Linux console is unusable when LDAP server is down
When our OpenLDAP server lost power the CentOS machines' console became nearly unusable.
We were trying to login with a local account, but each command would take minutes to return. Even simple commands like ls were just sitting there.
This does not seem to be a problem with the same configuration under Ubuntu. It takes a while for the initial login to succeed for the local account, but once you are in everything works.
I am looking for a way to mitigate the problem, and came up with a couple ideas:
- Set a timeout value (if one exists) for the ldap-pam module
- Run a local ldap db and authenticate with that (it would be a slave of the main one)
- Create a cron job to enable/disable if we loose connectivity to the ldap server
Are there any better solutions to managing some sort of redundancy/failover with LDAP?
You have several choices.
We use replication to have several LDAP servers on the network, hidden behind a load balancer, so if one goes down, we still have one available. We use keepalived for our load balancing. You can also use keepalived in a failover setup, where you have a hot backup slave.
Secondly, you can have a local LDAP server on each workstation, but this will result in a high maintenance headache, as you need to administer all of these and monitor them to make sure they are keeping up with replication. You don't want them to fall out of sync.
When you have a slave server, make sure you set your updateref option so that any attempted updates are sent to the master server.
There are several settings in /etc/ldap.conf you can use to make the situation better. The most important one is:
bind_policy soft
The default is "hard", which will keep retrying to contact the server with a wait in between. If you set it to soft, it will return immediately. You can also use the timeout options to reduce the amount of time it waits.
# Search timelimit
timelimit 30
# Bind/connect timelimit
bind_timelimit 30
I know you have an accepted answer from David, but I'd like to propose a different approach here and share some of my experiences.
I've found the problem with using bind_policy soft is that if you don't get a response from the server right away, say for example it is busy or you have high network load, you'll get an LDAP failure immediately. For nss_ldap this means that your nss lookup will fail and whatever process was trying to use it will simply report it couldn't find the user or group it was looking up and fail. This can be a problem during normal operations when you your LDAP server is up, which IMO is worse than problems when your server is down.

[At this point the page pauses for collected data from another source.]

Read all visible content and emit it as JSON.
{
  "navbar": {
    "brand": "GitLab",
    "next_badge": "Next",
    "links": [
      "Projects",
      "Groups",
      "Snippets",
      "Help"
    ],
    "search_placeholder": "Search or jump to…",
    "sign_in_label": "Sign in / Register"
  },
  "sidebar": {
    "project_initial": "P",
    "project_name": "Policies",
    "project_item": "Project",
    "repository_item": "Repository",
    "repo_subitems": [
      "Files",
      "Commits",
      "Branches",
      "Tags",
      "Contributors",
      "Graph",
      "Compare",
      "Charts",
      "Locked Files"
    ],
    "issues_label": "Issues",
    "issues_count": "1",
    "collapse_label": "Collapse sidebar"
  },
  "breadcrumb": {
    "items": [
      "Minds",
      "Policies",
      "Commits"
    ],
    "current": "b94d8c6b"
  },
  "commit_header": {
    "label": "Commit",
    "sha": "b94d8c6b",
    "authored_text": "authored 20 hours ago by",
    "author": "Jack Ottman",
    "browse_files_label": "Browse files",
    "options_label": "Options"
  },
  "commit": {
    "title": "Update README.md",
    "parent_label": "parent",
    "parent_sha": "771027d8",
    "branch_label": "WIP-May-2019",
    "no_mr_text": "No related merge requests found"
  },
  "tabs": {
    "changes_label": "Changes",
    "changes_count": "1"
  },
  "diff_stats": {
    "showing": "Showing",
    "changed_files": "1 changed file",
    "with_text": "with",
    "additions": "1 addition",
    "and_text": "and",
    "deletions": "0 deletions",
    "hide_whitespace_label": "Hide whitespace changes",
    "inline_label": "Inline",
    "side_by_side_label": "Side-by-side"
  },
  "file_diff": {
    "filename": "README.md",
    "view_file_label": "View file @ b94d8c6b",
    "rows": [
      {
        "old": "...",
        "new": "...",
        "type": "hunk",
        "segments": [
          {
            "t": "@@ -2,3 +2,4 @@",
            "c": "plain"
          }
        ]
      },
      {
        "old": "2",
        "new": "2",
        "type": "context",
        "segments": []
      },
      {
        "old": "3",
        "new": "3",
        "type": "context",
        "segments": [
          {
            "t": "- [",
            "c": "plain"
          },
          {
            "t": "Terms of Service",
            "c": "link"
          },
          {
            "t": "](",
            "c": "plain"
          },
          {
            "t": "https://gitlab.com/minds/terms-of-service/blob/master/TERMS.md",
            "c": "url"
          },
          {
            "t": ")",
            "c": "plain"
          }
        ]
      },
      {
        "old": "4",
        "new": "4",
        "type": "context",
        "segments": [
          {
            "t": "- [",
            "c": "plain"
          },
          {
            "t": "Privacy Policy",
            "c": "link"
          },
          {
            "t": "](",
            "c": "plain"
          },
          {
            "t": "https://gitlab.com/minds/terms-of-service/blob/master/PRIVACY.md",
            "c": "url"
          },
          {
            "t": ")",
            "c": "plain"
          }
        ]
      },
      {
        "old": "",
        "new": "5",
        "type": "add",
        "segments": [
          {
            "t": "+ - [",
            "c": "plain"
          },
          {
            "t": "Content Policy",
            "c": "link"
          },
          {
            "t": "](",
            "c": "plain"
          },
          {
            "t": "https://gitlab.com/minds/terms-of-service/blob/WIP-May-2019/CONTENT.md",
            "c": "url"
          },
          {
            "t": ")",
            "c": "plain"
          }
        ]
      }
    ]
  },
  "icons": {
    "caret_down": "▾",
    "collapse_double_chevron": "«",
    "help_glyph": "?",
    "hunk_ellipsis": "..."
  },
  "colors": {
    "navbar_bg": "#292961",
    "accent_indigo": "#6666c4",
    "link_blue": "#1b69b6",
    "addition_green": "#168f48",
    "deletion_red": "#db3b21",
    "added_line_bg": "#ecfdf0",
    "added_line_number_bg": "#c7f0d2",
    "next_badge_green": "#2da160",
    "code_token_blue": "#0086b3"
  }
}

I've found a more acceptable solution by using the following settings:
bind_policy hard
nss_reconnect_tries 3
nss_reconnect_sleeptime 1
nss_reconnect_maxsleeptime 8
nss_reconnect_maxconntries 2
This way you'll still have a hard connect policy, but the nss_reconnect_* settings will drastically reduce the amount of time your LDAP client will spend trying to get an LDAP result. It also means that during normal usage, if it fails to get an LDAP result on the first try, it will try again and usually get it the second time around. This means fewer failures during normal use.
As far as running a local LDAP server on each workstation, I don't recommend that. What I can point you to instead is nsscache. It was written by some engineers at Google and it solves this problem by creating a local cache of the LDAP database and incrementally updating it through a cron job. You then set up your nsswitch source to use their library instead of nss_ldap and all lookups are local. This has the advantage of greatly reducing the load on your LDAP server, and making all the lookups available if the connection to the server is down. It doesn't have the greatest documentation right now, and isn't in widespread use, but it does work well an the mailing lists are quite responsive.